Since 2017, Artshack has been opening the doors of its 2,500 square foot ceramics center on a busy commercial street in Bedford-Stuyvesant to local families and community members for free-of-charge Community Clay Days one Saturday every few months. Support from the Brooklyn Arts Council would allow Artshack to increase the frequency of Community Clay Days to once every month in 2020 and support the cost of materials, staff time spent coordinating and carrying out these events, and a stipend for the artists who lead the workshops.

From 10:00 am to 12:30 pm, up to 60 participants, who enter on a first-come, first-served basis, have the opportunity to experience the art of ceramics. They are given clay and access to tools, and are set free to roll, pinch, hand form, and shape on the wheel. A member of Artshack's teaching staff and a teaching artist, both of whom rotate, provide guidance, along with volunteers and working members, but the sessions are purposely left unstructured to accommodate families' ability to drop in and leave as necessary and to encourage a spirit of play and experimentation. Following open clay time is a 2-hour workshop led by the teaching artist for 12 participants. These workshops provide instruction in a specific technique in ceramic arts for those older children and adults who want more hands-on instruction, such as coil pots, hand-forming bowls, glazing, and so on. All attendees of both sessions have the opportunity to leave a piece to be fired and glazed (for free), which they can pick up in two weeks time.

Attendees reflect the neighborhood. A typical Community Clay Day is about 40-50% people of color, with ages ranging from 5 to 95. Novices and experienced ceramicists work side by side. In an area experiencing rapid gentrification and during a time of growing polarization and suspicion of "the other," Artshack provides a true community hub that brings people together through the healing powers of clay.

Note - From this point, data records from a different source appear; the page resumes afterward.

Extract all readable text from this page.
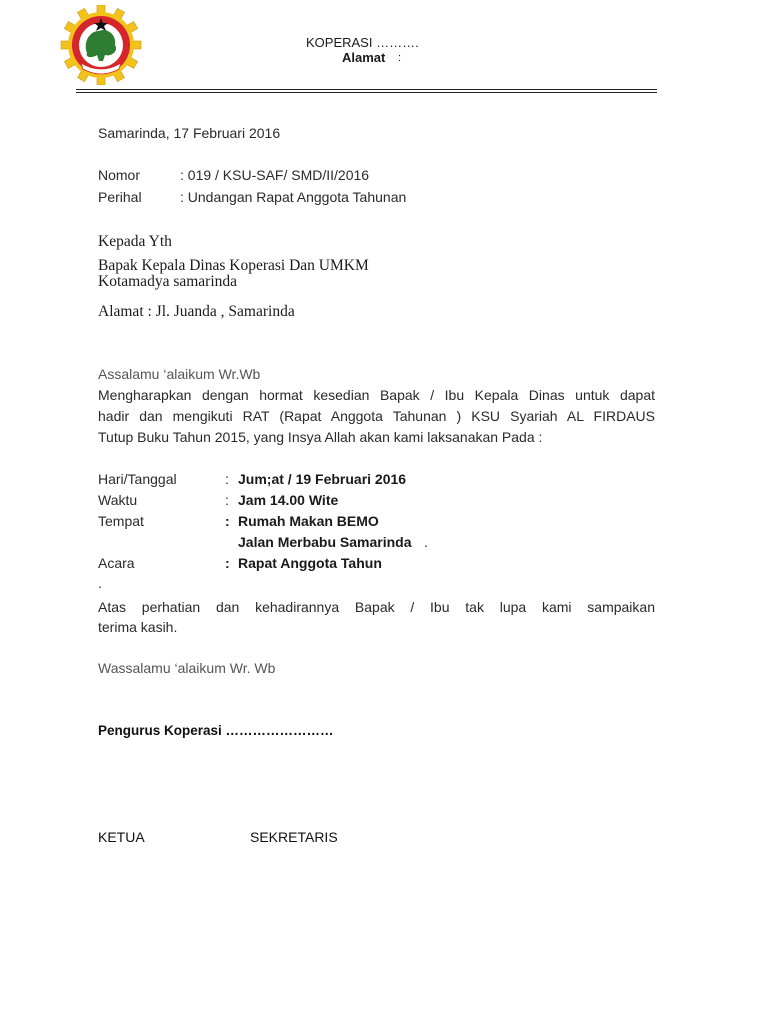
KOPERASI ……….
Alamat :
Samarinda, 17 Februari 2016
Nomor	: 019 / KSU-SAF/ SMD/II/2016
Perihal	: Undangan Rapat Anggota Tahunan
Kepada Yth
Bapak Kepala Dinas Koperasi Dan UMKM
Kotamadya samarinda
Alamat : Jl. Juanda , Samarinda
Assalamu ‘alaikum Wr.Wb
Mengharapkan dengan hormat kesedian Bapak / Ibu Kepala Dinas untuk dapat
hadir dan mengikuti RAT (Rapat Anggota Tahunan ) KSU Syariah AL FIRDAUS
Tutup Buku Tahun 2015, yang Insya Allah akan kami laksanakan Pada :
Hari/Tanggal	: Jum;at / 19 Februari 2016
Waktu	: Jam 14.00 Wite
Tempat	: Rumah Makan BEMO
Jalan Merbabu Samarinda .
Acara	: Rapat Anggota Tahun
.
Atas perhatian dan kehadirannya Bapak / Ibu tak lupa kami sampaikan
terima kasih.
Wassalamu ‘alaikum Wr. Wb
Pengurus Koperasi ……………………
KETUA	SEKRETARIS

Community Clay Days allow individuals access to an art form that is often unaffordable. They also support the Artshack Kickback program, which provides scholarships to its afterschool and summer camps to students who would not otherwise be able to attend. Parents come in with their children and have the chance to meet the founders, staff and teaching artists and learn about the Kickback program, so they feel more comfortable signing up their children. Community Clay Days has helped Artshack to fill one-quarter of its afterschool and camp seats with children on full scholarship.